À l'école, Gamache n'avait lu que des lectures obligatoires. Il lisait rarement des livres qui sortaient du cadre du programme scolaire, même s'il s'était rendu jusqu'à la maîtrise en littérature québécoise.

Gamache avait lu tout ce qu'il convient de lire: Nulligan-le-copieur-du-Parnasse, Ayoye ma grosse orteil, L'homme empaillé et autres plaquettes de micropoètes à demi lettrés qui se fatiguaient vite à la tâche. Ils écrivaient tous leurs vers à vingt-et-un an et passaient ensuite toute leur vie à rabâcher leur nullité élevée au rang de chef d'oeuvre par quelques messieurs Jourdain, Bouvard et Pécuchet du ministère.

-Nulligan, ah oui, Ce fût un grand faisceau taillé dans l'art massif... Et Raoul Labrahoule: ayoye, oh, ayoye ma grosse orteil! Et L'homme empaillé: je te ferai terre de Québec n'importe quand, n'importe y'où, n'importe quoi, n'importe comment! Terre de ceci ou cela! Oh! Oh!

Ce n'était manifestement que de la merde. Du fumier pour prof de littérature à la maîtrise ou bien au doctorat. Plus tu trouvais que ça sentait bon, eh bien plus tu accédais aux hautes sphères de la culture officielle, de la culture plate, poche, soporifique, patriotarde, nulle à chier quoi. Tous les 5 à 7 et coquetels bourgeois s'ouvraient à toi. Pourquoi aurait-il fallu en savoir plus? Contente-toi de peu, bonhomme. Ne lis que des plaquettes approuvées par le ministère.

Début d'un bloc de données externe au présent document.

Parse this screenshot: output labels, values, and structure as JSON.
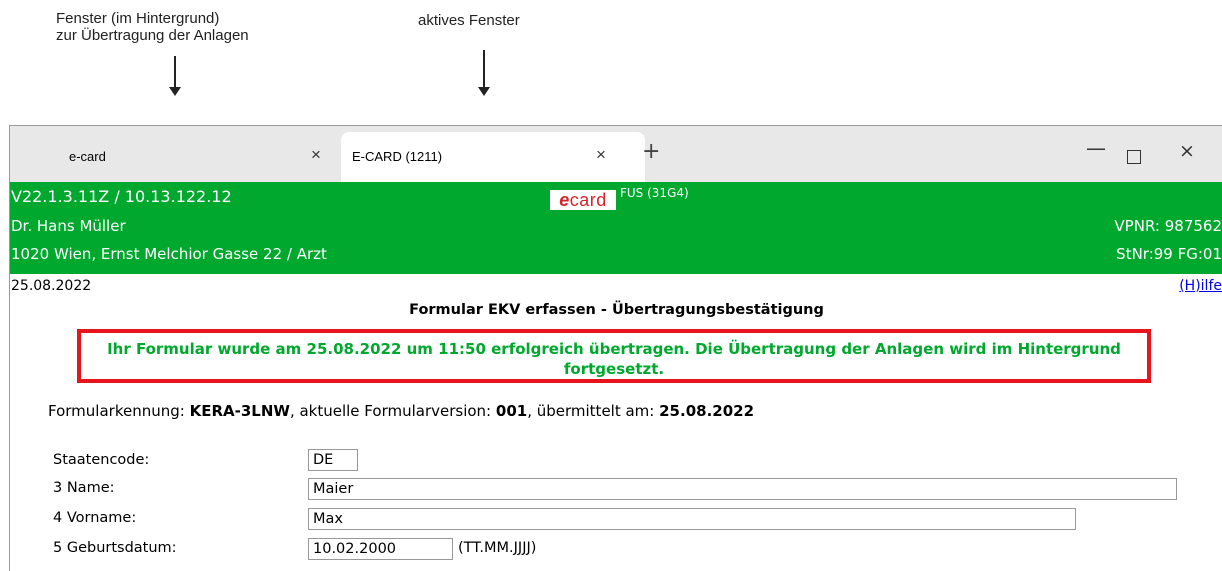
{
  "annotations": {
    "left_line1": "Fenster (im Hintergrund)",
    "left_line2": "zur Übertragung der Anlagen",
    "right": "aktives Fenster"
  },
  "browser": {
    "tabs": [
      {
        "title": "e-card",
        "close": "×"
      },
      {
        "title": "E-CARD (1211)",
        "close": "×"
      }
    ],
    "new_tab": "+",
    "minimize": "—",
    "close": "×"
  },
  "header": {
    "version": "V22.1.3.11Z / 10.13.122.12",
    "logo_e": "e",
    "logo_rest": "card",
    "fus": "FUS (31G4)",
    "doctor": "Dr. Hans Müller",
    "address": "1020 Wien, Ernst Melchior Gasse 22 / Arzt",
    "vpnr": "VPNR: 987562",
    "stnr": "StNr:99 FG:01",
    "bg_color": "#00a82d"
  },
  "page": {
    "date": "25.08.2022",
    "help": "(H)ilfe",
    "title": "Formular EKV erfassen - Übertragungsbestätigung",
    "success_message": "Ihr Formular wurde am 25.08.2022 um 11:50 erfolgreich übertragen. Die Übertragung der Anlagen wird im Hintergrund fortgesetzt.",
    "ident": {
      "label1": "Formularkennung: ",
      "value1": "KERA-3LNW",
      "label2": ", aktuelle Formularversion: ",
      "value2": "001",
      "label3": ", übermittelt am: ",
      "value3": "25.08.2022"
    }
  },
  "form": {
    "staatencode": {
      "label": "Staatencode:",
      "value": "DE"
    },
    "name": {
      "label": "3 Name:",
      "value": "Maier"
    },
    "vorname": {
      "label": "4 Vorname:",
      "value": "Max"
    },
    "geburtsdatum": {
      "label": "5 Geburtsdatum:",
      "value": "10.02.2000",
      "hint": "(TT.MM.JJJJ)"
    }
  }
}
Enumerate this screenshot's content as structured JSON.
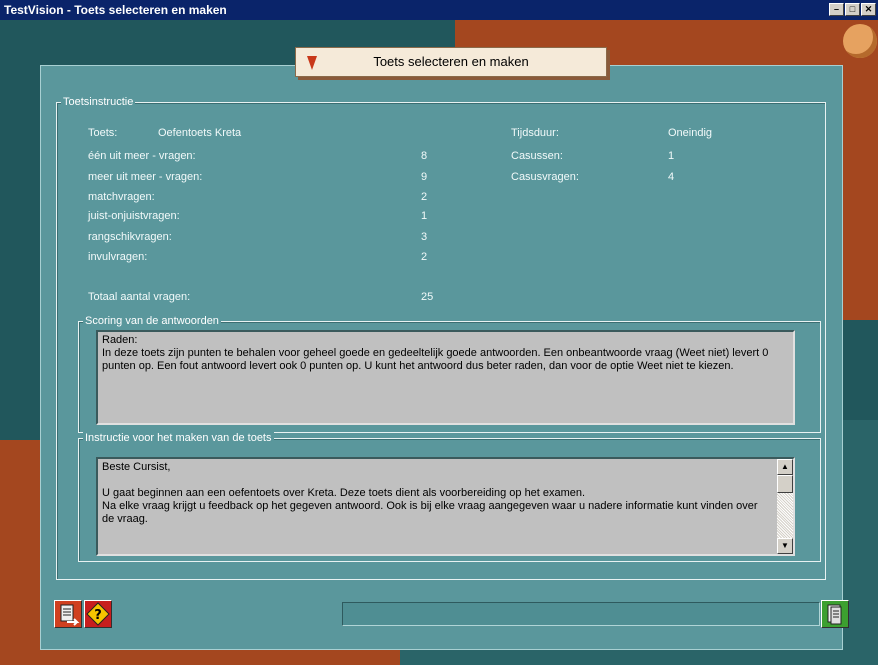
{
  "window": {
    "title": "TestVision - Toets selecteren en maken",
    "controls": [
      "minimize-icon",
      "maximize-icon",
      "close-icon"
    ]
  },
  "header": {
    "title": "Toets selecteren en maken"
  },
  "toetsinstructie": {
    "legend": "Toetsinstructie",
    "toets_label": "Toets:",
    "toets_value": "Oefentoets Kreta",
    "counts": [
      {
        "label": "één uit meer - vragen:",
        "value": "8"
      },
      {
        "label": "meer uit meer - vragen:",
        "value": "9"
      },
      {
        "label": "matchvragen:",
        "value": "2"
      },
      {
        "label": "juist-onjuistvragen:",
        "value": "1"
      },
      {
        "label": "rangschikvragen:",
        "value": "3"
      },
      {
        "label": "invulvragen:",
        "value": "2"
      }
    ],
    "total_label": "Totaal aantal vragen:",
    "total_value": "25",
    "right": [
      {
        "label": "Tijdsduur:",
        "value": "Oneindig"
      },
      {
        "label": "Casussen:",
        "value": "1"
      },
      {
        "label": "Casusvragen:",
        "value": "4"
      }
    ]
  },
  "scoring": {
    "legend": "Scoring van de antwoorden",
    "text": "Raden:\nIn deze toets zijn punten te behalen voor geheel goede en gedeeltelijk goede antwoorden. Een onbeantwoorde vraag (Weet niet) levert 0 punten op. Een fout antwoord levert ook 0 punten op. U kunt het antwoord dus beter raden, dan voor de optie Weet niet te kiezen."
  },
  "instructie": {
    "legend": "Instructie voor het maken van de toets",
    "text": "Beste Cursist,\n\nU gaat beginnen aan een oefentoets over Kreta. Deze toets dient als voorbereiding op het examen.\nNa elke vraag krijgt u feedback op het gegeven antwoord. Ook is bij elke vraag aangegeven waar u nadere informatie kunt vinden over de vraag."
  },
  "colors": {
    "accent": "#c8381a",
    "panel": "#5a979c",
    "titlebar": "#0a246a"
  }
}
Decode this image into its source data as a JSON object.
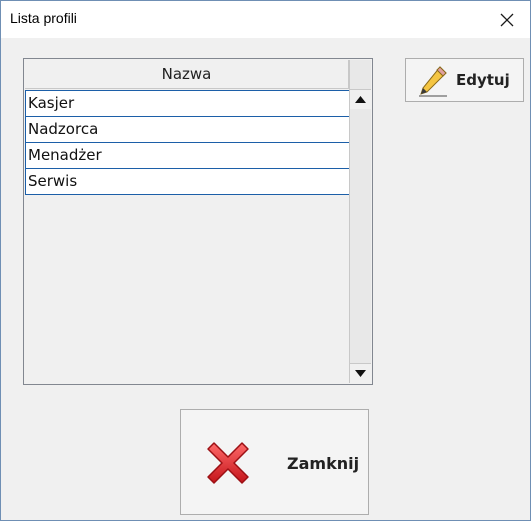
{
  "window": {
    "title": "Lista profili"
  },
  "list": {
    "column_header": "Nazwa",
    "items": [
      "Kasjer",
      "Nadzorca",
      "Menadżer",
      "Serwis"
    ]
  },
  "buttons": {
    "edit_label": "Edytuj",
    "close_label": "Zamknij"
  },
  "icons": {
    "window_close": "close-icon",
    "edit": "pencil-icon",
    "close_action": "red-x-icon",
    "scroll_up": "arrow-up-icon",
    "scroll_down": "arrow-down-icon"
  },
  "colors": {
    "window_bg": "#f0f0f0",
    "row_border": "#1c5fa8",
    "close_icon_red": "#e8262b"
  }
}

Ce qui fait que Gamache avait fait sa maîtrise sur L'homme empaillé. Et tous les honneurs lui revinrent facilement ensuite. Sa thèse de maîtrise a été légèrement modifiée et publiée sous le titre de L'homme empaillé dans l'imaginaire québécois - Essai sur le signifiant et le signifié dans l'oeuvre de Rémi Grondin. C'était, je vous le jure, tout à fait illisible et dénotait à chaque ligne la marque d'un parfait P'tit Jos Connaissant qui ne maîtrise pas son vocabulaire et encore moins sa prose. Un cordonnier mal chaussé qui voulait enseigner la littérature et qui, malheureusement, réussit à le faire en récoltant tous les honneurs au passage, les publications et les traductions de ses écrits grotesques, incultes, merdiques.

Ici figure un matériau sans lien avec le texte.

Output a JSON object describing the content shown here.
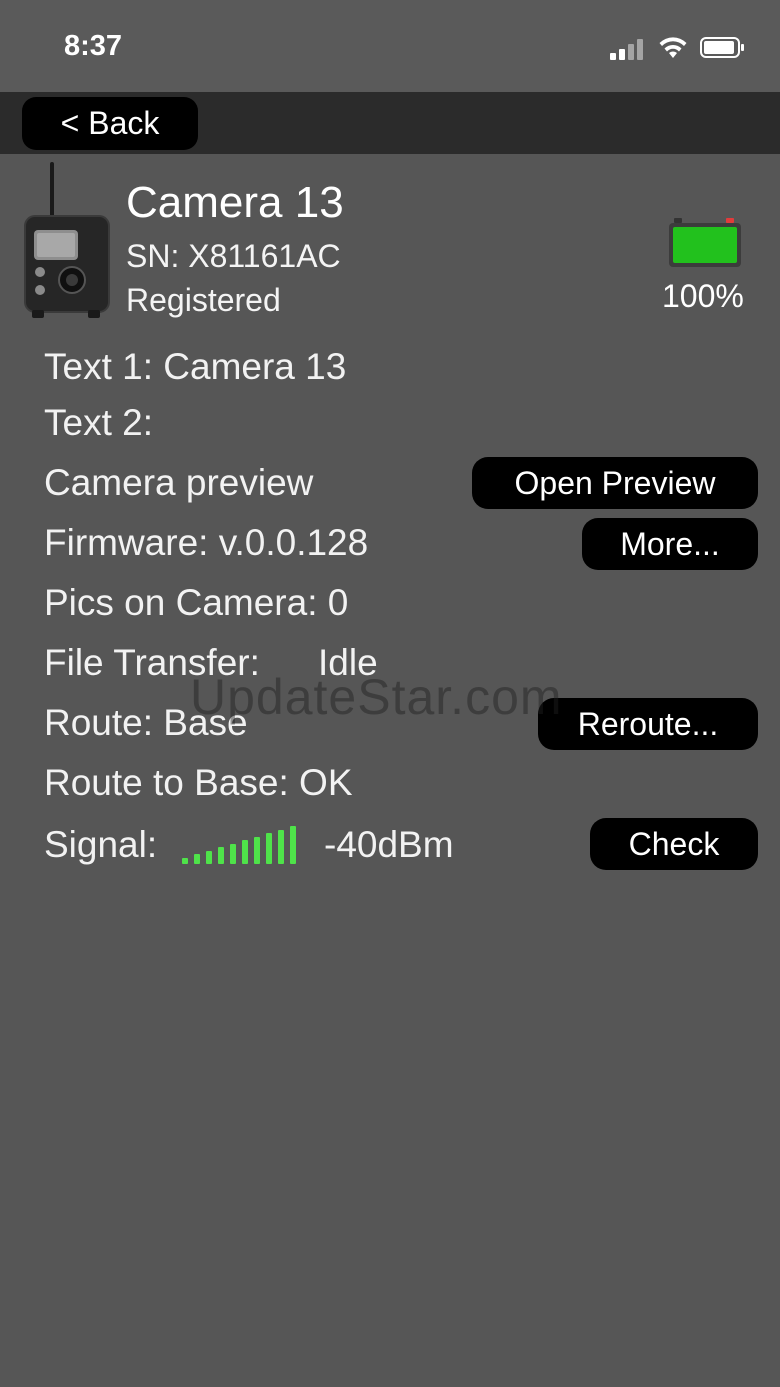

Mais Gamache faisait partie de la poutine. Il avait fait ce qu'il devait faire et les niaiseux du ministère n'en demandaient pas plus. Et comme Gamache fréquentait ces niaiseux, il se croyait grand, voyez-vous, et connaissant. Mais Gamache ne trompait personne, sinon ces niaiseux qui ne trompaient qu'eux-mêmes, eux aussi. Ils avaient tous reçu la même formation de niaiseux vaniteux et se croyaient investis d'un savoir immense pour avoir lu deux ou trois strophes bien québécoises ça et là, au cours de leurs études on ne peut plus lâchement conformiste.

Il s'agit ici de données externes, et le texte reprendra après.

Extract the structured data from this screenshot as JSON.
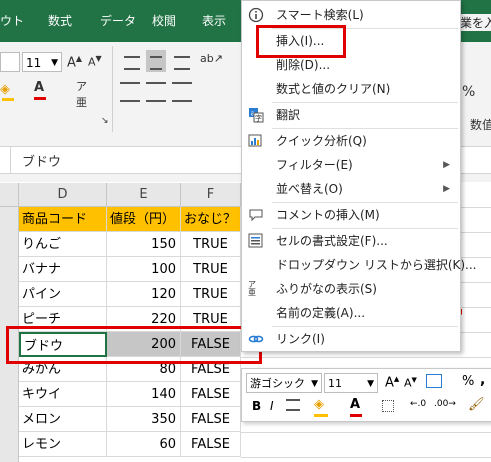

Gamache, que vous le croyiez ou non, a même fini par devenir président de l'association locale des écrivains. Il siège sur tous les jurys littéraires et détermine ce qui est bon ou mauvais pour recevoir des récompenses et de l'argent.

Gamache connaît tout mais ne sait rien. Tu lui parles de quoi que ce soit, il trouve toujours réponse à tout et ne fait que répéter toujours les mêmes sempiternelles conneries. On aurait dit qu'il a reçu un coup de pelle sur la tête dans son enfance et qu'il est encore sous l'état de choc du coup de pelle.

-Il faut faire ceci ou cela! On doit faire ceci ou cela! dit-il tout le temps.

Devoir, falloir et toutes sortes d'impératifs lui passent par la bouche, le con, qui sait à peine lacer ses chaussures.

Même qu'il joue au politicien. Parle de devoirs patriotiques. De salut au drapeau. Et autres trucs de types qui se crosse sur des photos.

C'est vraiment un P'tit Jos Connaissant et il m'énerve, Gamache.

Mais que voulez-vous que j'y fasse?

Rien. Sinon tenir un blogue. Et écrire des histoires. Et rêver à voix haute d'un système d'éducation où les ploucs n'occupent pas le devant de la scène.

That's it. That's all.

1 commentaire:

  1. et oui. sacré Gamache. deutsch gramophone et compagnie. un bon bonjour à lui, et à son père, sa mère, tous les musiciens du far west abandonné. c'est triste, mais au moins, ça n'a pas d'âme.